Historicamente os brasileiros foram induzidos a acreditar que a política não é coisa séria. Na época da votação em cédula de papel era comum pessoas anularem seus votos por protesto ou brincadeira. Para denunciar a falta de opção, em 1988, humoristas lançaram a candidatura de um chimpanzé para a Prefeitura do Rio de Janeiro, o famoso Tião conquistou 400 mil votos e foi parar no Guinness Book. Já em 2010 um palhaço fez campanha caricata zombando dos políticos e dos próprios eleitores e acabou eleito deputado federal mais votado do país com 1.348.295 votos. Acreditando que a fórmula era promissora, muitos partidos passaram a investir em candidaturas caricatas.
Na última eleição, a taxa de renovação da Câmara dos Deputados foi de 44%, se igualando às duas menores desde a redemocratização (em 1998 e 2010). Empossada há exatos 60 dias a nova legislatura possui em seus quadros personalidades exóticas, especialistas em redes sociais, Fake News e polêmicas. Vários sem qualquer lastro político, formação jurídica ou convicção ideológica, optam pela lacração. Para quem não está acostumado com a linguagem da internet, lacração é considerada um sinônimo de “arrasar” ou “mandar bem”.
Na semana em que os fatos políticos mais relevantes deveriam ser a apresentação do arcabouço fiscal e o retorno do ex-presidente para, entre outras coisas, explicar o imbróglio das joias sauditas, o convite para o ministro da Justiça e Segurança Pública, Flávio Dino prestar informações na Comissão de Constituição e Justiça e de Cidadania (CCJC) da Câmara sobre ações pós-8 de janeiro e ida ao Complexo da Maré ganhou todos os holofotes. Há quem diga que o objetivo do convite era justamente desviar o foco.

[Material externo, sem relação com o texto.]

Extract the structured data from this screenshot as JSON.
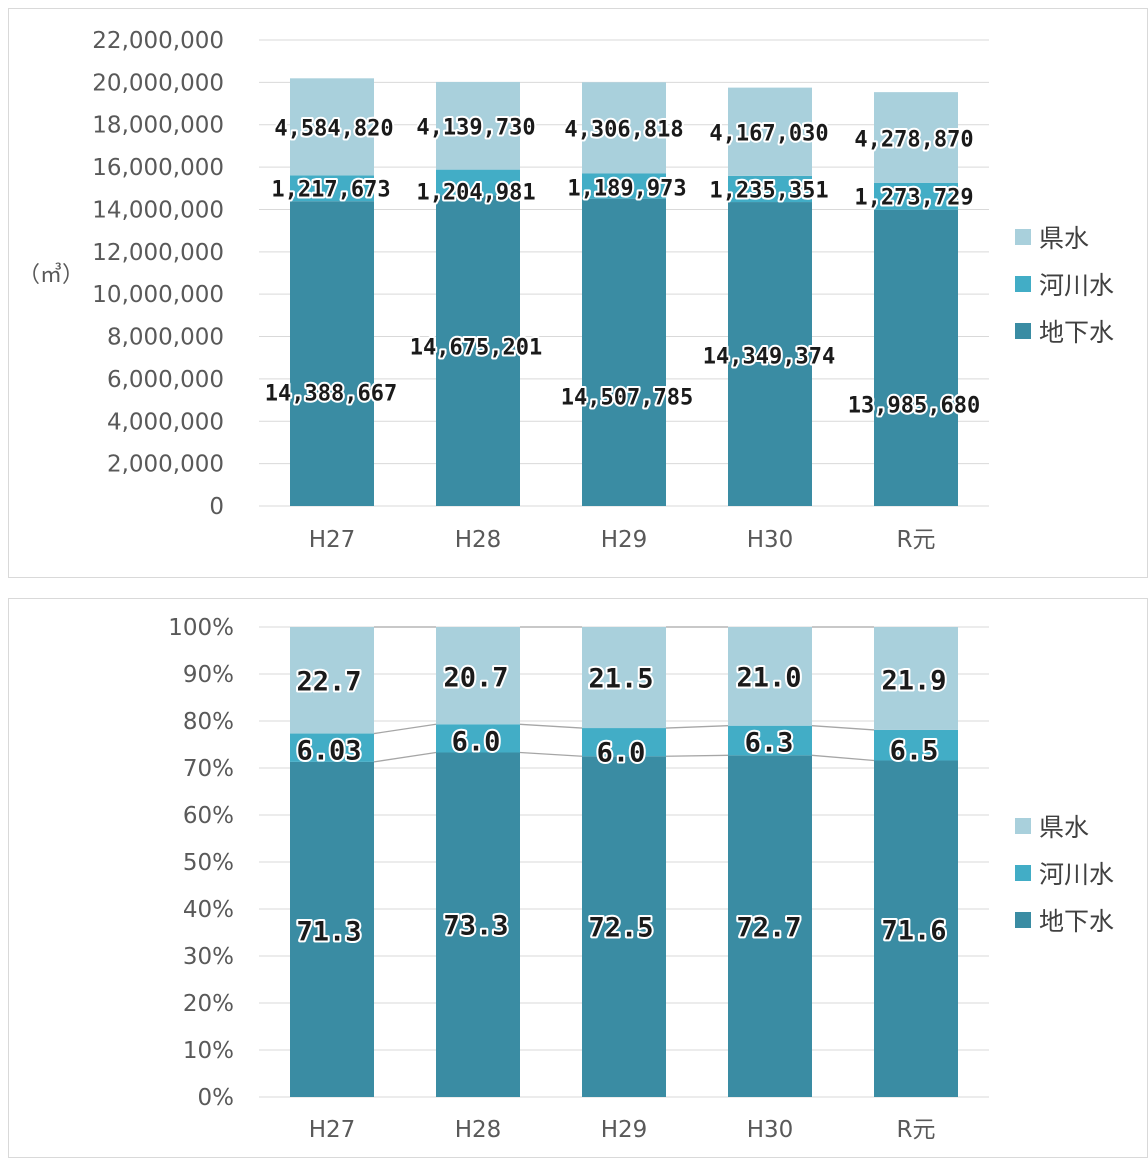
{
  "colors": {
    "ken": "#a9d0dc",
    "kasen": "#42adc6",
    "chika": "#3a8ca3",
    "grid": "#d9d9d9",
    "connector": "#a6a6a6"
  },
  "chart_data": [
    {
      "type": "bar",
      "stacked": true,
      "categories": [
        "H27",
        "H28",
        "H29",
        "H30",
        "R元"
      ],
      "ylabel": "（㎥）",
      "ylim": [
        0,
        22000000
      ],
      "ytick_step": 2000000,
      "ytick_labels": [
        "0",
        "2,000,000",
        "4,000,000",
        "6,000,000",
        "8,000,000",
        "10,000,000",
        "12,000,000",
        "14,000,000",
        "16,000,000",
        "18,000,000",
        "20,000,000",
        "22,000,000"
      ],
      "grid": true,
      "legend_position": "right",
      "series": [
        {
          "name": "地下水",
          "values": [
            14388667,
            14675201,
            14507785,
            14349374,
            13985680
          ],
          "labels": [
            "14,388,667",
            "14,675,201",
            "14,507,785",
            "14,349,374",
            "13,985,680"
          ]
        },
        {
          "name": "河川水",
          "values": [
            1217673,
            1204981,
            1189973,
            1235351,
            1273729
          ],
          "labels": [
            "1,217,673",
            "1,204,981",
            "1,189,973",
            "1,235,351",
            "1,273,729"
          ]
        },
        {
          "name": "県水",
          "values": [
            4584820,
            4139730,
            4306818,
            4167030,
            4278870
          ],
          "labels": [
            "4,584,820",
            "4,139,730",
            "4,306,818",
            "4,167,030",
            "4,278,870"
          ]
        }
      ]
    },
    {
      "type": "bar",
      "stacked": true,
      "percent": true,
      "categories": [
        "H27",
        "H28",
        "H29",
        "H30",
        "R元"
      ],
      "ylim": [
        0,
        100
      ],
      "ytick_step": 10,
      "ytick_labels": [
        "0%",
        "10%",
        "20%",
        "30%",
        "40%",
        "50%",
        "60%",
        "70%",
        "80%",
        "90%",
        "100%"
      ],
      "grid": true,
      "series_lines": true,
      "legend_position": "right",
      "series": [
        {
          "name": "地下水",
          "values": [
            71.3,
            73.3,
            72.5,
            72.7,
            71.6
          ],
          "labels": [
            "71.3",
            "73.3",
            "72.5",
            "72.7",
            "71.6"
          ]
        },
        {
          "name": "河川水",
          "values": [
            6.03,
            6.0,
            6.0,
            6.3,
            6.5
          ],
          "labels": [
            "6.03",
            "6.0",
            "6.0",
            "6.3",
            "6.5"
          ]
        },
        {
          "name": "県水",
          "values": [
            22.7,
            20.7,
            21.5,
            21.0,
            21.9
          ],
          "labels": [
            "22.7",
            "20.7",
            "21.5",
            "21.0",
            "21.9"
          ]
        }
      ]
    }
  ]
}
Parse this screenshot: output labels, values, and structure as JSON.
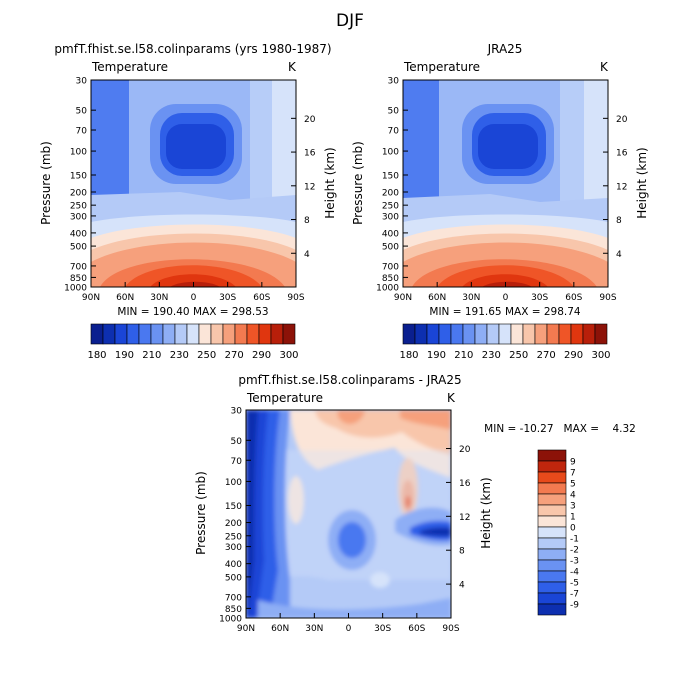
{
  "page": {
    "title": "DJF"
  },
  "chart_data": [
    {
      "type": "heatmap",
      "title": "pmfT.fhist.se.l58.colinparams (yrs 1980-1987)",
      "subtitle_left": "Temperature",
      "units": "K",
      "x_ticks": [
        "90N",
        "60N",
        "30N",
        "0",
        "30S",
        "60S",
        "90S"
      ],
      "y_ticks": [
        "30",
        "50",
        "70",
        "100",
        "150",
        "200",
        "250",
        "300",
        "400",
        "500",
        "700",
        "850",
        "1000"
      ],
      "ylabel": "Pressure (mb)",
      "y2_ticks": [
        "20",
        "16",
        "12",
        "8",
        "4"
      ],
      "y2label": "Height (km)",
      "min_max": "MIN = 190.40   MAX = 298.53",
      "min": 190.4,
      "max": 298.53
    },
    {
      "type": "heatmap",
      "title": "JRA25",
      "subtitle_left": "Temperature",
      "units": "K",
      "x_ticks": [
        "90N",
        "60N",
        "30N",
        "0",
        "30S",
        "60S",
        "90S"
      ],
      "y_ticks": [
        "30",
        "50",
        "70",
        "100",
        "150",
        "200",
        "250",
        "300",
        "400",
        "500",
        "700",
        "850",
        "1000"
      ],
      "ylabel": "Pressure (mb)",
      "y2_ticks": [
        "20",
        "16",
        "12",
        "8",
        "4"
      ],
      "y2label": "Height (km)",
      "min_max": "MIN = 191.65   MAX = 298.74",
      "min": 191.65,
      "max": 298.74
    },
    {
      "type": "heatmap",
      "title": "pmfT.fhist.se.l58.colinparams - JRA25",
      "subtitle_left": "Temperature",
      "units": "K",
      "x_ticks": [
        "90N",
        "60N",
        "30N",
        "0",
        "30S",
        "60S",
        "90S"
      ],
      "y_ticks": [
        "30",
        "50",
        "70",
        "100",
        "150",
        "200",
        "250",
        "300",
        "400",
        "500",
        "700",
        "850",
        "1000"
      ],
      "ylabel": "Pressure (mb)",
      "y2_ticks": [
        "20",
        "16",
        "12",
        "8",
        "4"
      ],
      "y2label": "Height (km)",
      "min_max": "MIN = -10.27   MAX =    4.32",
      "min": -10.27,
      "max": 4.32
    }
  ],
  "abs_colorbar": {
    "labels": [
      "180",
      "190",
      "210",
      "230",
      "250",
      "270",
      "290",
      "300"
    ],
    "colors": [
      "#0a1f8f",
      "#0d2fb0",
      "#1a45d6",
      "#2f5fe8",
      "#4a78f0",
      "#6a92f2",
      "#8eaef5",
      "#b4caf7",
      "#d6e3fa",
      "#fbe5d8",
      "#f8c6ab",
      "#f6a07c",
      "#f37a50",
      "#ef5527",
      "#e0360f",
      "#b81f0a",
      "#8c1208"
    ]
  },
  "diff_colorbar": {
    "labels": [
      "9",
      "7",
      "5",
      "4",
      "3",
      "1",
      "0",
      "-1",
      "-2",
      "-3",
      "-4",
      "-5",
      "-7",
      "-9"
    ],
    "colors": [
      "#8c1208",
      "#c0260d",
      "#e84a1b",
      "#f37a50",
      "#f6a07c",
      "#f8c6ab",
      "#fbe5d8",
      "#d6e3fa",
      "#b4caf7",
      "#8eaef5",
      "#6a92f2",
      "#4a78f0",
      "#2f5fe8",
      "#1a45d6",
      "#0d2fb0"
    ]
  }
}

Mestre em Direito Público, Flávio Dino carrega em seu invejável currículo 16 anos como juiz federal e na política foi eleito deputado federal, governador e senador. Professor de Direito Constitucional estava preparado para encarar a “5ª Série da Política”. Deu uma verdadeira aula, mas também não deixou de transformar sua participação em um show, devolvendo cada provocação com fundamentos teóricos irretocáveis acompanhados de doses de ironia.
Embora muitos tenham vibrado com o desempenho, o certo é que o que assistimos naquela sessão e nas demais reuniões do Congresso até o momento foi algo no mínimo lastimável. Parlamentares com dificuldade de leitura, oratória e sem conhecimento básico de regimento interno e legislação integram a CCJC, comissão mais importante da Casa Legislativa. Situação semelhante é encontrada em outras comissões temáticas relevantes. Enquanto congressistas de diversos partidos trocam ameaças, insultos e quase chegam à agressão física, seus assessores ficam espremidos entre as mesas atuando como produtores de vídeos e conteúdos, na busca pela frase de efeito ou pela imagem que irá “bombar na web”.
Durante a sequência evolutiva, para evitar que todos os conflitos fossem resolvidos à base da violência, a humanidade desenvolveu a política e criou o parlamento como mecanismo onde os temas fundamentais da convivência fossem debatidos. Atribuiu competência para que deputados e senadores estabeleçam leis e normas em geral para regrar direitos, deveres e formas de conduta. Quando o próprio Congresso tem dificuldade em compreender o seu mister, é necessário parar e fazer uma intensa reflexão sobre os rumos que tomaremos.
Em diversas casas legislativas brasileiras, observamos muito palanque e pouca produtividade. O país possui demandas econômicas e sociais urgentes que precisam de serenidade e competência. Política é coisa séria sim! Basta de pantomina, lacração e espetacularização no Parlamento!